Volte/Face. Une adolescente de 17 ans, occupée à faire bonne figure dans son très élitiste lycée, devient la nouvelle cible du Boucher, un tueur en série tristement notoire. Son année de Terminale va alors devenir le cadet de ses soucis. Lorsque, sous l’effet du poignard antique du Boucher ils se réveillent dans le corps de l’autre, la jeune femme n’a alors que 24 heures pour retrouver son corps afin de ne pas rester coincée pour le restant de ses jours dans la peau d’un tueur en série d’une cinquantaine d’années. Tâche délicate étant donné qu’elle ressemble désormais à une armoire à glace psychopathe, recherché par la police et cible d’une chasse à l’homme locale… alors que le Boucher, lui, dans la peau de la jeune fille, est bien décidé à célébrer un retour en fanfare dans un bain de sang.
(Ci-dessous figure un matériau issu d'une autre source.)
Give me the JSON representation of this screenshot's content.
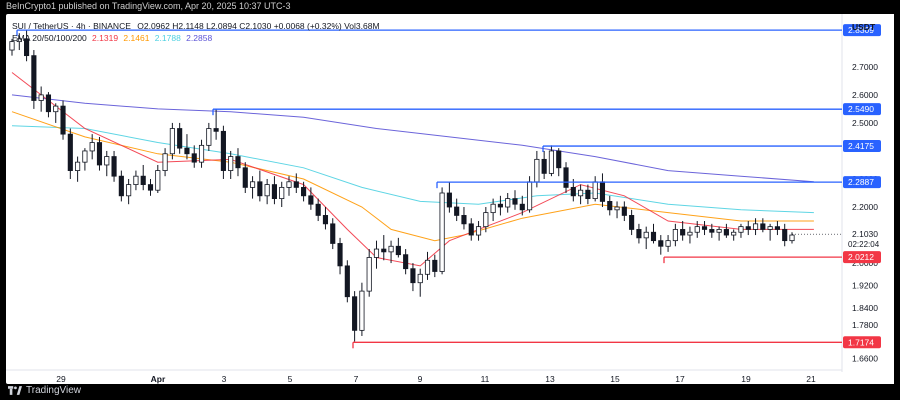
{
  "header": {
    "published": "BeInCrypto1 published on TradingView.com, Apr 20, 2025 10:37 UTC-3",
    "symbol": "SUI / TetherUS · 4h · BINANCE",
    "ohlc": "O2.0962 H2.1148 L2.0894 C2.1030 +0.0068 (+0.32%) Vol3.68M",
    "ema_label": "EMA 20/50/100/200",
    "ema_values": [
      "2.1319",
      "2.1461",
      "2.1788",
      "2.2858"
    ],
    "currency": "USDT",
    "footer_brand": "TradingView"
  },
  "colors": {
    "ema20": "#f23645",
    "ema50": "#ff9800",
    "ema100": "#4dd0e1",
    "ema200": "#5b53d6",
    "resistance": "#2962ff",
    "support": "#f23645",
    "candle_up": "#ffffff",
    "candle_down": "#131722"
  },
  "chart_data": {
    "type": "candlestick",
    "x_labels": [
      "29",
      "Apr",
      "3",
      "5",
      "7",
      "9",
      "11",
      "13",
      "15",
      "17",
      "19",
      "21"
    ],
    "y_ticks": [
      "2.7000",
      "2.6000",
      "2.5000",
      "2.3000",
      "2.2000",
      "2.0000",
      "1.9200",
      "1.8400",
      "1.7800",
      "1.6600"
    ],
    "ylim": [
      1.64,
      2.86
    ],
    "current_price": "2.1030",
    "countdown": "02:22:04",
    "resistance_levels": [
      {
        "value": 2.8309,
        "label": "2.8309",
        "from": "Mar 27"
      },
      {
        "value": 2.549,
        "label": "2.5490",
        "from": "Apr 2"
      },
      {
        "value": 2.4175,
        "label": "2.4175",
        "from": "Apr 12"
      },
      {
        "value": 2.2887,
        "label": "2.2887",
        "from": "Apr 9"
      }
    ],
    "support_levels": [
      {
        "value": 2.0212,
        "label": "2.0212",
        "from": "Apr 16"
      },
      {
        "value": 1.7174,
        "label": "1.7174",
        "from": "Apr 7"
      }
    ],
    "candles": [
      [
        2.76,
        2.8,
        2.74,
        2.79
      ],
      [
        2.79,
        2.82,
        2.76,
        2.8
      ],
      [
        2.8,
        2.83,
        2.72,
        2.74
      ],
      [
        2.74,
        2.76,
        2.55,
        2.58
      ],
      [
        2.58,
        2.63,
        2.54,
        2.6
      ],
      [
        2.6,
        2.61,
        2.52,
        2.54
      ],
      [
        2.54,
        2.57,
        2.5,
        2.56
      ],
      [
        2.56,
        2.58,
        2.44,
        2.46
      ],
      [
        2.46,
        2.48,
        2.3,
        2.33
      ],
      [
        2.33,
        2.38,
        2.29,
        2.36
      ],
      [
        2.36,
        2.41,
        2.33,
        2.4
      ],
      [
        2.4,
        2.46,
        2.37,
        2.43
      ],
      [
        2.43,
        2.45,
        2.33,
        2.35
      ],
      [
        2.35,
        2.4,
        2.31,
        2.38
      ],
      [
        2.38,
        2.4,
        2.29,
        2.31
      ],
      [
        2.31,
        2.33,
        2.22,
        2.24
      ],
      [
        2.24,
        2.3,
        2.21,
        2.28
      ],
      [
        2.28,
        2.33,
        2.26,
        2.31
      ],
      [
        2.31,
        2.35,
        2.26,
        2.28
      ],
      [
        2.28,
        2.3,
        2.24,
        2.26
      ],
      [
        2.26,
        2.35,
        2.25,
        2.33
      ],
      [
        2.33,
        2.41,
        2.31,
        2.39
      ],
      [
        2.39,
        2.5,
        2.37,
        2.48
      ],
      [
        2.48,
        2.5,
        2.39,
        2.41
      ],
      [
        2.41,
        2.46,
        2.37,
        2.39
      ],
      [
        2.39,
        2.42,
        2.34,
        2.36
      ],
      [
        2.36,
        2.44,
        2.34,
        2.42
      ],
      [
        2.42,
        2.5,
        2.4,
        2.48
      ],
      [
        2.48,
        2.55,
        2.44,
        2.47
      ],
      [
        2.47,
        2.49,
        2.3,
        2.33
      ],
      [
        2.33,
        2.4,
        2.3,
        2.38
      ],
      [
        2.38,
        2.41,
        2.31,
        2.34
      ],
      [
        2.34,
        2.36,
        2.25,
        2.27
      ],
      [
        2.27,
        2.31,
        2.23,
        2.29
      ],
      [
        2.29,
        2.33,
        2.22,
        2.24
      ],
      [
        2.24,
        2.3,
        2.21,
        2.28
      ],
      [
        2.28,
        2.31,
        2.21,
        2.23
      ],
      [
        2.23,
        2.29,
        2.2,
        2.27
      ],
      [
        2.27,
        2.31,
        2.24,
        2.29
      ],
      [
        2.29,
        2.32,
        2.25,
        2.27
      ],
      [
        2.27,
        2.29,
        2.22,
        2.24
      ],
      [
        2.24,
        2.27,
        2.19,
        2.21
      ],
      [
        2.21,
        2.23,
        2.15,
        2.17
      ],
      [
        2.17,
        2.2,
        2.12,
        2.14
      ],
      [
        2.14,
        2.16,
        2.05,
        2.07
      ],
      [
        2.07,
        2.09,
        1.96,
        1.99
      ],
      [
        1.99,
        2.01,
        1.86,
        1.88
      ],
      [
        1.88,
        1.9,
        1.72,
        1.76
      ],
      [
        1.76,
        1.93,
        1.74,
        1.9
      ],
      [
        1.9,
        2.05,
        1.88,
        2.02
      ],
      [
        2.02,
        2.08,
        1.98,
        2.05
      ],
      [
        2.05,
        2.1,
        2.01,
        2.04
      ],
      [
        2.04,
        2.08,
        2.0,
        2.06
      ],
      [
        2.06,
        2.09,
        2.02,
        2.03
      ],
      [
        2.03,
        2.05,
        1.96,
        1.98
      ],
      [
        1.98,
        2.0,
        1.9,
        1.93
      ],
      [
        1.93,
        1.98,
        1.88,
        1.96
      ],
      [
        1.96,
        2.04,
        1.94,
        2.01
      ],
      [
        2.01,
        2.03,
        1.95,
        1.97
      ],
      [
        1.97,
        2.27,
        1.96,
        2.25
      ],
      [
        2.25,
        2.29,
        2.18,
        2.2
      ],
      [
        2.2,
        2.23,
        2.15,
        2.17
      ],
      [
        2.17,
        2.2,
        2.12,
        2.14
      ],
      [
        2.14,
        2.16,
        2.08,
        2.1
      ],
      [
        2.1,
        2.15,
        2.08,
        2.13
      ],
      [
        2.13,
        2.2,
        2.11,
        2.18
      ],
      [
        2.18,
        2.23,
        2.15,
        2.21
      ],
      [
        2.21,
        2.24,
        2.17,
        2.2
      ],
      [
        2.2,
        2.25,
        2.18,
        2.23
      ],
      [
        2.23,
        2.26,
        2.19,
        2.21
      ],
      [
        2.21,
        2.24,
        2.17,
        2.19
      ],
      [
        2.19,
        2.31,
        2.18,
        2.29
      ],
      [
        2.29,
        2.4,
        2.27,
        2.37
      ],
      [
        2.37,
        2.4,
        2.3,
        2.32
      ],
      [
        2.32,
        2.42,
        2.31,
        2.4
      ],
      [
        2.4,
        2.41,
        2.31,
        2.34
      ],
      [
        2.34,
        2.36,
        2.25,
        2.27
      ],
      [
        2.27,
        2.3,
        2.22,
        2.24
      ],
      [
        2.24,
        2.28,
        2.21,
        2.26
      ],
      [
        2.26,
        2.28,
        2.21,
        2.23
      ],
      [
        2.23,
        2.31,
        2.22,
        2.29
      ],
      [
        2.29,
        2.32,
        2.2,
        2.22
      ],
      [
        2.22,
        2.24,
        2.17,
        2.19
      ],
      [
        2.19,
        2.22,
        2.16,
        2.2
      ],
      [
        2.2,
        2.22,
        2.15,
        2.17
      ],
      [
        2.17,
        2.19,
        2.1,
        2.12
      ],
      [
        2.12,
        2.14,
        2.07,
        2.09
      ],
      [
        2.09,
        2.13,
        2.05,
        2.11
      ],
      [
        2.11,
        2.14,
        2.07,
        2.08
      ],
      [
        2.08,
        2.1,
        2.03,
        2.06
      ],
      [
        2.06,
        2.1,
        2.04,
        2.08
      ],
      [
        2.08,
        2.14,
        2.06,
        2.12
      ],
      [
        2.12,
        2.15,
        2.08,
        2.1
      ],
      [
        2.1,
        2.13,
        2.07,
        2.11
      ],
      [
        2.11,
        2.15,
        2.09,
        2.13
      ],
      [
        2.13,
        2.15,
        2.1,
        2.12
      ],
      [
        2.12,
        2.14,
        2.09,
        2.11
      ],
      [
        2.11,
        2.13,
        2.08,
        2.12
      ],
      [
        2.12,
        2.14,
        2.09,
        2.1
      ],
      [
        2.1,
        2.12,
        2.08,
        2.11
      ],
      [
        2.11,
        2.14,
        2.09,
        2.13
      ],
      [
        2.13,
        2.15,
        2.1,
        2.12
      ],
      [
        2.12,
        2.16,
        2.1,
        2.14
      ],
      [
        2.14,
        2.16,
        2.11,
        2.12
      ],
      [
        2.12,
        2.14,
        2.08,
        2.13
      ],
      [
        2.13,
        2.15,
        2.1,
        2.12
      ],
      [
        2.12,
        2.14,
        2.06,
        2.08
      ],
      [
        2.08,
        2.11,
        2.07,
        2.1
      ]
    ],
    "ema": {
      "ema20": [
        [
          0,
          2.68
        ],
        [
          10,
          2.48
        ],
        [
          20,
          2.36
        ],
        [
          30,
          2.37
        ],
        [
          40,
          2.28
        ],
        [
          46,
          2.12
        ],
        [
          50,
          2.02
        ],
        [
          56,
          1.99
        ],
        [
          60,
          2.08
        ],
        [
          70,
          2.18
        ],
        [
          78,
          2.28
        ],
        [
          84,
          2.24
        ],
        [
          90,
          2.15
        ],
        [
          100,
          2.12
        ],
        [
          110,
          2.12
        ]
      ],
      "ema50": [
        [
          0,
          2.54
        ],
        [
          10,
          2.45
        ],
        [
          20,
          2.39
        ],
        [
          30,
          2.36
        ],
        [
          40,
          2.3
        ],
        [
          48,
          2.2
        ],
        [
          52,
          2.12
        ],
        [
          58,
          2.08
        ],
        [
          62,
          2.1
        ],
        [
          70,
          2.16
        ],
        [
          80,
          2.21
        ],
        [
          90,
          2.18
        ],
        [
          100,
          2.15
        ],
        [
          110,
          2.15
        ]
      ],
      "ema100": [
        [
          0,
          2.49
        ],
        [
          10,
          2.48
        ],
        [
          20,
          2.43
        ],
        [
          30,
          2.39
        ],
        [
          40,
          2.34
        ],
        [
          48,
          2.27
        ],
        [
          56,
          2.22
        ],
        [
          64,
          2.21
        ],
        [
          72,
          2.24
        ],
        [
          80,
          2.25
        ],
        [
          90,
          2.21
        ],
        [
          100,
          2.19
        ],
        [
          110,
          2.18
        ]
      ],
      "ema200": [
        [
          0,
          2.6
        ],
        [
          10,
          2.57
        ],
        [
          20,
          2.55
        ],
        [
          30,
          2.54
        ],
        [
          40,
          2.52
        ],
        [
          50,
          2.48
        ],
        [
          60,
          2.45
        ],
        [
          70,
          2.42
        ],
        [
          80,
          2.38
        ],
        [
          90,
          2.33
        ],
        [
          100,
          2.31
        ],
        [
          110,
          2.29
        ]
      ]
    }
  }
}
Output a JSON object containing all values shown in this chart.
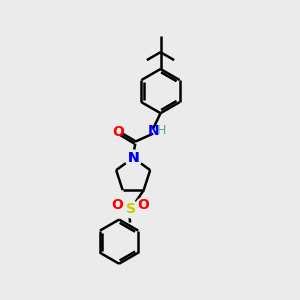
{
  "bg_color": "#ebebeb",
  "line_color": "#000000",
  "bond_width": 1.8,
  "colors": {
    "N": "#0000ff",
    "O": "#ff0000",
    "S": "#cccc00",
    "C": "#000000",
    "H": "#5f9ea0"
  },
  "layout": {
    "xlim": [
      0,
      10
    ],
    "ylim": [
      0,
      14
    ]
  }
}
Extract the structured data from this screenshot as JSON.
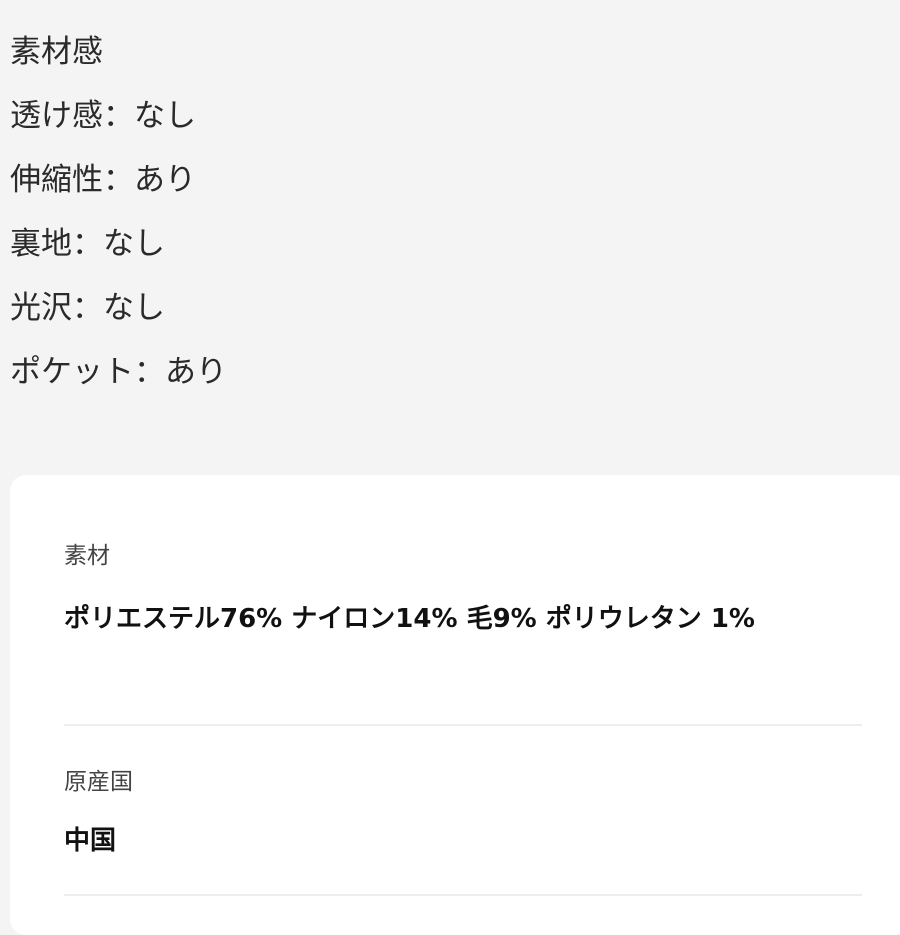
{
  "texture": {
    "items": [
      "素材感",
      "透け感：なし",
      "伸縮性：あり",
      "裏地：なし",
      "光沢：なし",
      "ポケット：あり"
    ]
  },
  "details": {
    "material": {
      "label": "素材",
      "value": "ポリエステル76% ナイロン14% 毛9% ポリウレタン 1%"
    },
    "origin": {
      "label": "原産国",
      "value": "中国"
    }
  }
}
Après Freaky Friday, voici Freaky. C’est peu dire que nous étions fâchés avec le réalisateur Christopher Landon. Son Happy birthdead 2U, daube filmique sortie l’année dernière en salles, se contentait sans vergogne de surfer sur le succès du premier. Et c’est peu dire que nous n’attendions pas grand-chose de sa part. Ne pouvant se résoudre à quitter l’ambiance de ses deux derniers longs métrages, Landon remet une pièce dans le juke-box du teen horror méta. A tel point que Freaky pourrait se dérouler dans le même univers que Happy Birthdead (dixit le real lui-même). Le concept du slasher temporel est ici remplacé par un échange d’enveloppe corporelle entre une ado sexy mais qui s’ignore (Kathryn Newton) et un tueur bourru (Vince Vaughn) ayant voulu planter la coquine avec une dague maya magique. Le ressort est connu (Volte/Face, Freaky Friday…), le déroulement non moins. Pour retrouver son corps, la petite devenue colosse a vingt-quatre heures avant que l’échange ne soit pas permanent. Une information capitale balancée en deux minutes par un prof d’espagnol Desigual traduisant une page Wikipédia sur son téléphone.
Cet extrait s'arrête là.